Mean Squared Error: 0.3637082684317155
R-squared: 0.480851314644443


The mean squared error (MSE) is a measure of how well a regression model fits the data. It is calculated as the average of the squared differences between the predicted and actual values. In this case, the MSE is 0.3646.

The R-squared value is a measure of how well the regression model explains the variation in the data. It ranges from 0 to 1, with higher values indicating a better fit. In this case, the R-squared value is 0.4795.

In [12]:
#Q3. Experiment with different hyperparameters such as learning rate, number of trees, and tree depth to
#optimise the performance of the model. Use grid search or random search to find the best
#hyperparameters


model = GradientBoostingRegressor(n_estimators=100, criterion='squared_error', max_depth=8, min_samples_split=5, min_samples_leaf=5, max_features=3)

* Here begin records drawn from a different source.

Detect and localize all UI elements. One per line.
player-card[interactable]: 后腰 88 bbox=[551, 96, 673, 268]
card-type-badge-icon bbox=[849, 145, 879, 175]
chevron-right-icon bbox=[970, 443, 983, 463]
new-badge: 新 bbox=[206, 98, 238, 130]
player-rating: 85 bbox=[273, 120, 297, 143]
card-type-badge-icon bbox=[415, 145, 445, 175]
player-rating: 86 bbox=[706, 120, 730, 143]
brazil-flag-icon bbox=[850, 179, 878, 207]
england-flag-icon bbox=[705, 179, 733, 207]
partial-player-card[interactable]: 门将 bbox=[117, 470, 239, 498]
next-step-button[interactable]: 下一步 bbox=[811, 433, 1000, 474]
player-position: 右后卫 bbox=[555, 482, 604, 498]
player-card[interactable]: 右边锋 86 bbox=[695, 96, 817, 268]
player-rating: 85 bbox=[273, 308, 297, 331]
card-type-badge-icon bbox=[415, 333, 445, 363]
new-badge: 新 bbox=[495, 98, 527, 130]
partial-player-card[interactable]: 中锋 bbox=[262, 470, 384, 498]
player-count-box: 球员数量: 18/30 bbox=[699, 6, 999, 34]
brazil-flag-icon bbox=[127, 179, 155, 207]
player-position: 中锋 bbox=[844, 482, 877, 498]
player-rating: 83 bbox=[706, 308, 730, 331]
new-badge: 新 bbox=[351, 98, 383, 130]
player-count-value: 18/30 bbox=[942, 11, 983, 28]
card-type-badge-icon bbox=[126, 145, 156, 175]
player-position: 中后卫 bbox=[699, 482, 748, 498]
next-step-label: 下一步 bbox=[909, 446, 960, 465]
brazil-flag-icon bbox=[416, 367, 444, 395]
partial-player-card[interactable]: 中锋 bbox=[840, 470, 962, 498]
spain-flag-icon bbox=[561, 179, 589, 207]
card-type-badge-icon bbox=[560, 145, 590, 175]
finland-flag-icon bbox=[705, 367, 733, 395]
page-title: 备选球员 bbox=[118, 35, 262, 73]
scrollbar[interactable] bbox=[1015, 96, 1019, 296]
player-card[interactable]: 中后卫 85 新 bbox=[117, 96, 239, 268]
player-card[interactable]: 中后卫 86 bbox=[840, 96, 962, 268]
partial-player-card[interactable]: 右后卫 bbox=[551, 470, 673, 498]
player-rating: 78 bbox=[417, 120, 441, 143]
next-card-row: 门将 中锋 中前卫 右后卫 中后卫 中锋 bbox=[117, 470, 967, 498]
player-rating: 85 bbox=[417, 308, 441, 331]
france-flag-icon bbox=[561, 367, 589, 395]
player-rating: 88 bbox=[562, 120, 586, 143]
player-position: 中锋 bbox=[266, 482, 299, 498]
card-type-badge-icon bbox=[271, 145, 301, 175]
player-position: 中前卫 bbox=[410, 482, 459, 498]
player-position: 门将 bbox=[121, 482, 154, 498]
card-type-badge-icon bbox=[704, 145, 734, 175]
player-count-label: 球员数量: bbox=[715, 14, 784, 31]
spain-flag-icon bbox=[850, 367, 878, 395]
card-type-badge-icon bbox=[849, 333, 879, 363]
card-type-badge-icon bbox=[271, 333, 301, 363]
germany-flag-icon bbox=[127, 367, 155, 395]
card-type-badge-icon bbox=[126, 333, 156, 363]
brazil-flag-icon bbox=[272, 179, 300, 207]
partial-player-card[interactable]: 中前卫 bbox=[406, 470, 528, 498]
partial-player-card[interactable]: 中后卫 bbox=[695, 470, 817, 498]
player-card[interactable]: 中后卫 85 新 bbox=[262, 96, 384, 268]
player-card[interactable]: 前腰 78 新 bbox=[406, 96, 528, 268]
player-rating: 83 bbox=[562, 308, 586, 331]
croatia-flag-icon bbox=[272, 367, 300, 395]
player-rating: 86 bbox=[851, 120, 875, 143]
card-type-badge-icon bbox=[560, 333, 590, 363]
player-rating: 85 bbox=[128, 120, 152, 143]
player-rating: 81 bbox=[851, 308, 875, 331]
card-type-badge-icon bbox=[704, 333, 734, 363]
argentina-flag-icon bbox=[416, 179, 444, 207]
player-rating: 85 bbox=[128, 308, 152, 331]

model.fit(X_train, y_train)

y_pred = model.predict(X_test)

print('RMSE:', np.sqrt(mean_squared_error(y_test, y_pred)))

RMSE: 0.5860771210634872


In [13]:


param_grid = {'n_estimators': [10, 100,200, 300,1000], 'criterion': ['squared_error'], 'max_depth': [5,8,15,20], 'min_samples_split':[5,10,15,20], 'min_samples_leaf':[5,10,15,20,25], 'max_features':[3,5,10,15]}

# Fit the grid search object to the training data and obtain the best hyperparameters

rad_search = RandomizedSearchCV(model, param_distributions=param_grid)
rad_search.fit(X_train, y_train)

print(f"Best hyperparameters: {rad_search.best_params_}")
print(f"Best Score: {rad_search.best_score_}")

Best hyperparameters: {'n_estimators': 100, 'min_samples_split': 5, 'min_samples_leaf': 25, 'max_features': 3, 'max_depth': 20, 'criterion': 'squared_error'}
Best Score: 0.3933764529190281


In [1]:
#Q4. What is a weak learner in Gradient Boosting?

A weak learner in Gradient Boosting refers to a simple model that does only slightly better than random chance.Boosting works as weak learners are added to the ensemble iteratively and combined with many other weak learners, they can form a robust ensemble model to make accurate predictions

In [2]:
#Q5. What is the intuition behind the Gradient Boosting algorithm?

The intuition behind Gradient Boosting algorithm is to repetitively leverage the patterns in residuals and strengthen a model with weak predictions and make it better. Once we reach a stage where residuals do not have any pattern that could be modeled, we can stop modeling residuals

In [3]:
#Q6. How does Gradient Boosting algorithm build an ensemble of weak learners?

Gradient Boosting algorithm builds an ensemble of weak learners by combining several smaller, simpler models in order to obtain a more accurate prediction than what an individual model would produce. 

In [4]:
#Q7. What are the steps involved in constructing the mathematical intuition of Gradient Boosting
#algorithm?

Build a base model to predict the observations in the training dataset.

Calculate the residuals of the base model and fit a new model to these residuals.

Repeat step 2 until a stopping criterion is met.